Has anyone experienced the channel randomly changing?
I have two 622's and both are doing it. I live in a neighborhood but don't think it would be because of someone else changing their channel.
I am only using remote 1 on both and they both do it when neither remote is being utilized.
thanks,


----------



## jgurley (Feb 1, 2005)

I just had a similar problem, although with me the receiver was setting timed recordings too! I changed the "channel" for remote 2 and that fixed it. It could have been caused by a neighbor with dish or possibly my next door neighbor using his garage door opener. Check your manual for instructions and you should be fine.


----------



## whatchel1 (Jan 11, 2006)

It might be nasty stuff in the AC power that you have. Do you have any problems with lights dimming any in your area? If there are spikes or dips in the the power that is supplied to you it could cause problems with electronic equipment.


----------



## TBoneit (Jul 27, 2006)

Try removing the UHF antenna on the back of the 622. I'll bet somebody else nearby is also a dish subscriber. Since I don't use the UHF remote I removed the antenna. If it is there at least lock the PPVs before you start getting billed for expensive PPVs.


----------



## Miner (Oct 29, 2004)

Sounds like UHF remote interference, especially if the 622s are in single mode. As I understand it, in single mode, the UHF remote will also change the channels, and if the UHF antenna is installed, one would experience what you're seeing. As jgurley suggests, change the remote code for TV2, or like tboneit, remove the UHF remote.

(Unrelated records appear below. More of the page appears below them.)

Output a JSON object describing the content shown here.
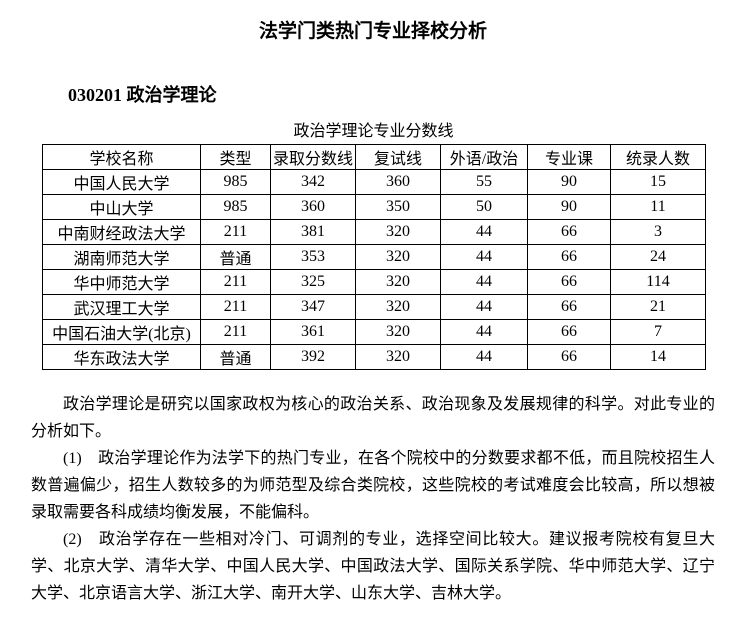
{
  "page": {
    "title": "法学门类热门专业择校分析",
    "section_heading": "030201 政治学理论",
    "table_caption": "政治学理论专业分数线"
  },
  "table": {
    "headers": [
      "学校名称",
      "类型",
      "录取分数线",
      "复试线",
      "外语/政治",
      "专业课",
      "统录人数"
    ],
    "rows": [
      [
        "中国人民大学",
        "985",
        "342",
        "360",
        "55",
        "90",
        "15"
      ],
      [
        "中山大学",
        "985",
        "360",
        "350",
        "50",
        "90",
        "11"
      ],
      [
        "中南财经政法大学",
        "211",
        "381",
        "320",
        "44",
        "66",
        "3"
      ],
      [
        "湖南师范大学",
        "普通",
        "353",
        "320",
        "44",
        "66",
        "24"
      ],
      [
        "华中师范大学",
        "211",
        "325",
        "320",
        "44",
        "66",
        "114"
      ],
      [
        "武汉理工大学",
        "211",
        "347",
        "320",
        "44",
        "66",
        "21"
      ],
      [
        "中国石油大学(北京)",
        "211",
        "361",
        "320",
        "44",
        "66",
        "7"
      ],
      [
        "华东政法大学",
        "普通",
        "392",
        "320",
        "44",
        "66",
        "14"
      ]
    ]
  },
  "paragraphs": [
    "政治学理论是研究以国家政权为核心的政治关系、政治现象及发展规律的科学。对此专业的分析如下。",
    "(1)　政治学理论作为法学下的热门专业，在各个院校中的分数要求都不低，而且院校招生人数普遍偏少，招生人数较多的为师范型及综合类院校，这些院校的考试难度会比较高，所以想被录取需要各科成绩均衡发展，不能偏科。",
    "(2)　政治学存在一些相对冷门、可调剂的专业，选择空间比较大。建议报考院校有复旦大学、北京大学、清华大学、中国人民大学、中国政法大学、国际关系学院、华中师范大学、辽宁大学、北京语言大学、浙江大学、南开大学、山东大学、吉林大学。"
  ]
}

Miner, as in the other UTexas school


----------



## UT_Texan (Dec 9, 2004)

thanks, i have removed the UHF atennas since I don't use the 2nd remotes
We will see how it goes


----------



## lakebum431 (Jun 30, 2005)

Or, if you want to use the UHF antenna, just change the address on it. See the manual for how to do this.


----------



## tnsprin (Mar 16, 2003)

lakebum431 said:


> Or, if you want to use the UHF antenna, just change the address on it. See the manual for how to do this.

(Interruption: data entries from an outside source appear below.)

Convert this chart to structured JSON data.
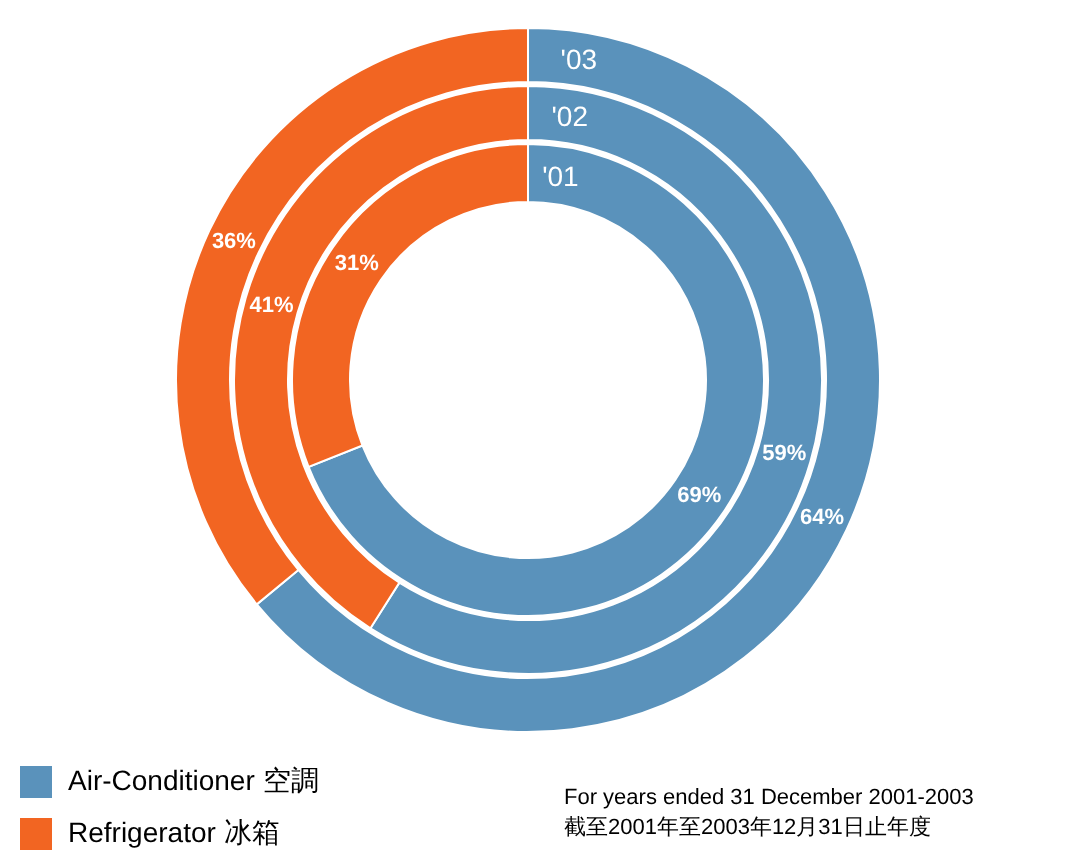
{
  "chart_data": {
    "type": "donut",
    "categories": [
      "Air-Conditioner 空調",
      "Refrigerator 冰箱"
    ],
    "colors": [
      "#5a92bb",
      "#f26522"
    ],
    "series": [
      {
        "name": "'03",
        "values": [
          64,
          36
        ],
        "value_labels": [
          "64%",
          "36%"
        ]
      },
      {
        "name": "'02",
        "values": [
          59,
          41
        ],
        "value_labels": [
          "59%",
          "41%"
        ]
      },
      {
        "name": "'01",
        "values": [
          69,
          31
        ],
        "value_labels": [
          "69%",
          "31%"
        ]
      }
    ],
    "legend": "bottom left",
    "annotations": [
      "For years ended 31 December 2001-2003",
      "截至2001年至2003年12月31日止年度"
    ]
  }
}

In fact even if he doesn't need the UHF, the address should be change. A weak signal can still be received without the antenna and might still occassionally effect the receiver.


----------



## UT_Texan (Dec 9, 2004)

I already had the address changed so that all my systems wouldn't interfere with each other.


----------



## lakebum431 (Jun 30, 2005)

Your systems interfering with each other isn't the issue. The problem is that someone else around you can have the same remote address as what you have set. Just change it to something else and I am sure this problem will go away.


----------



## Grandude (Oct 21, 2004)

When my neighbor had Dish installed, I spent the afternoon at my TV, watching my TV change channels and then started changing channels, going to menus, etc. while the installer was setting up his receiver. I guess the installer got the message as eventually mine stopped changing by itself. I later checked with my neighbor as to what remote address he used, it was 7. I was then armed with the info I needed in case I added another RF receiver so as not to interfere with his setup.


----------